Strengthening Your Core for Riding

ilates is all about the “core”. In fact, lots of exercise professionals talk about the “core”. But what is the “core”? Generally speaking the core of the body is all the muscles of the torso without the head, the arms, or the legs. It does, however, include the butt muscles (gluteals). Some would even include the thigh muscles. But the important muscles of the core are deep inside where you can’t touch them and most people don’t know their names or even that they exist. The most important one being the transversus abdominis (TA) muscle. This muscle wraps around your midsection like a girdle. The reason that it’s important is that it must activate BEFORE you can move your legs in any direction to be effective and efficient in your movement. It’s the muscle that stabilizes your spine, ribcage, and pelvis so that your limbs have a solid base to move from.

using Pilates to improve your riding position, horse riding, horse training, improve your riding position, exercises to improve your riding position, Laura Kelland-May, Thistle Ridge Stables, Thistle ridge Skill Builders, HOrse Training Ontario, Horse Training Ottawa
Using Pilates To IMprove Your Position

Going back to how to use Pilates to improve your riding position – I can’t really answer the question very well because the dancing, the riding, and Pilates are all so integrated with each other and the deepening of the skills happened gradually over time. The only outside, objective evidence I have that Pilates has helped me as a rider is that my instructor is rather diabolical in what she has me do on the longe line. I accused her of making me do things that she didn’t make other people do. She readily agreed that she did do that. But she did it because she knew I could do it while others couldn’t. And I can do those things because of Pilates.

Here are some of the things she had me do:

• Legs out of the stirrups and arms out to the side.

 

• Twist facing my instructor AND open my legs out to the side in a split.

• At the trot!

Or these (at the trot of course!):

• With my arms straight out in front of me, I had to bring my knees up.

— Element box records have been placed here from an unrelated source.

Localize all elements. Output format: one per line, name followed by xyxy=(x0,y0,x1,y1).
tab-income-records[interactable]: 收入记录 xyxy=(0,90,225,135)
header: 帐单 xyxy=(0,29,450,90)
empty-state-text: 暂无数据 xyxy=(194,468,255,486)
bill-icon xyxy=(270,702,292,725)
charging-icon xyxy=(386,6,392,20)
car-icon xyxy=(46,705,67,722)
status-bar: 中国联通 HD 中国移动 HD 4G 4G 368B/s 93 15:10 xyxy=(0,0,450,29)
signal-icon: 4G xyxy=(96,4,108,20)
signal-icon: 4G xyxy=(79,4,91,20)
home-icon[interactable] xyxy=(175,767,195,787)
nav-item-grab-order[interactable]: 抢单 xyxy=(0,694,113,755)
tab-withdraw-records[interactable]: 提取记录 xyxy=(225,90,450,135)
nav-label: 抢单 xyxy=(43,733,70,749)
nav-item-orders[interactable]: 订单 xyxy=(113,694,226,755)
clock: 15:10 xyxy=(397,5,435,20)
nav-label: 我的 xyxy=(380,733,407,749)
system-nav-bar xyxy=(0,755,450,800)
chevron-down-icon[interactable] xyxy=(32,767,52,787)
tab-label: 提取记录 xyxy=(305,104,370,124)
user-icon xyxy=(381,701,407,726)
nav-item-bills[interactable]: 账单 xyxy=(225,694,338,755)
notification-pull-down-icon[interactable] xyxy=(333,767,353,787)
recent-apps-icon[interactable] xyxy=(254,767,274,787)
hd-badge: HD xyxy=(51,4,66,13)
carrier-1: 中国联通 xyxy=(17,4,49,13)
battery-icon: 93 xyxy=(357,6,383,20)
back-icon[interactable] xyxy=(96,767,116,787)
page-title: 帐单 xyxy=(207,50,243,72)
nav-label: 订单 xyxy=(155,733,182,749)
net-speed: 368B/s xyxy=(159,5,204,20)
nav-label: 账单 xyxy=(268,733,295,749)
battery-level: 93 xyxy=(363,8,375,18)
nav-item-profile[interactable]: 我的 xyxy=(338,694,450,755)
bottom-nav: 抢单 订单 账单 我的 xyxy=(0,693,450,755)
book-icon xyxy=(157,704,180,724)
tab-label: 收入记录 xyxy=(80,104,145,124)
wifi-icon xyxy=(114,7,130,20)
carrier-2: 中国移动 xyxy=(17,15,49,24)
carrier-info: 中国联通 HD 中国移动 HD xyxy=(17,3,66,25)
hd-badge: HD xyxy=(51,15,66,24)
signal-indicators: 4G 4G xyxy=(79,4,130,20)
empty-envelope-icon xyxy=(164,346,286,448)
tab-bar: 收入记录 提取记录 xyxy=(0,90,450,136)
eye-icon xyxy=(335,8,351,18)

• With my arms out to the side, I had to bring my knees up.

• With my arms over my head, I tried to bring my knees up. I laughed because I couldn’t do that one! But I sure had to go find out why and work on it.

If you’re brave enough, you could ask your instructor to do that to you and see how successful you can be at those exercises.

And the reason I couldn’t bring my knees up with my arms over my head? Once I raised my arms that high, I had let go or opened up my core too far to be able to lift my knees.

How did Pilates help me do these things? Because my core is fairly strong and stable, I could stay centered in the saddle and use my torso, arms, and legs independently of my seat. And isn’t that what we’re all trying to perfect – an independent seat?

About the Author – Laurie Higgins

Laurie was trained and certified by STOTT PILATES® in both mat Pilates (2005) and Reformer (2010). She has been teaching mat Pilates since 2004 and is now teaching Reformer too.
Laurie can help you recover from injuries and improve your overall performance.

Laurie was trained as a Holistic Health Practitioner, certified by Healing Hands School of Massage, (Irvine, CA) with over 1,300 hours of training, and was certified by the Upledger Foundation in CranioSacral Therapy I and Equine CranioSacral Therapy, and by Ariel Hubbard, creator of High-Self Resonance Therapy (HSRT). She is a member of ABMP.

She also works on dogs, cats, horses and other animals in addition to teaching Pilates and Energywork. Laurie was certified by EQUESTRIAN PILATES® in 2005. Laurie has been riding horses since she was 12 years old, having ridden western, hunt, and dressage. She is now able to keep her horses at home while she deepens her dressage practice on Atticus, her Anglo-Hanoverian gelding, and Ollie, a thoroughbred rescue.
Because Laurie is both an active and life-long rider and certified in Pilates, she is well prepared to help you with your riding or other athletic endeavors through Pilates.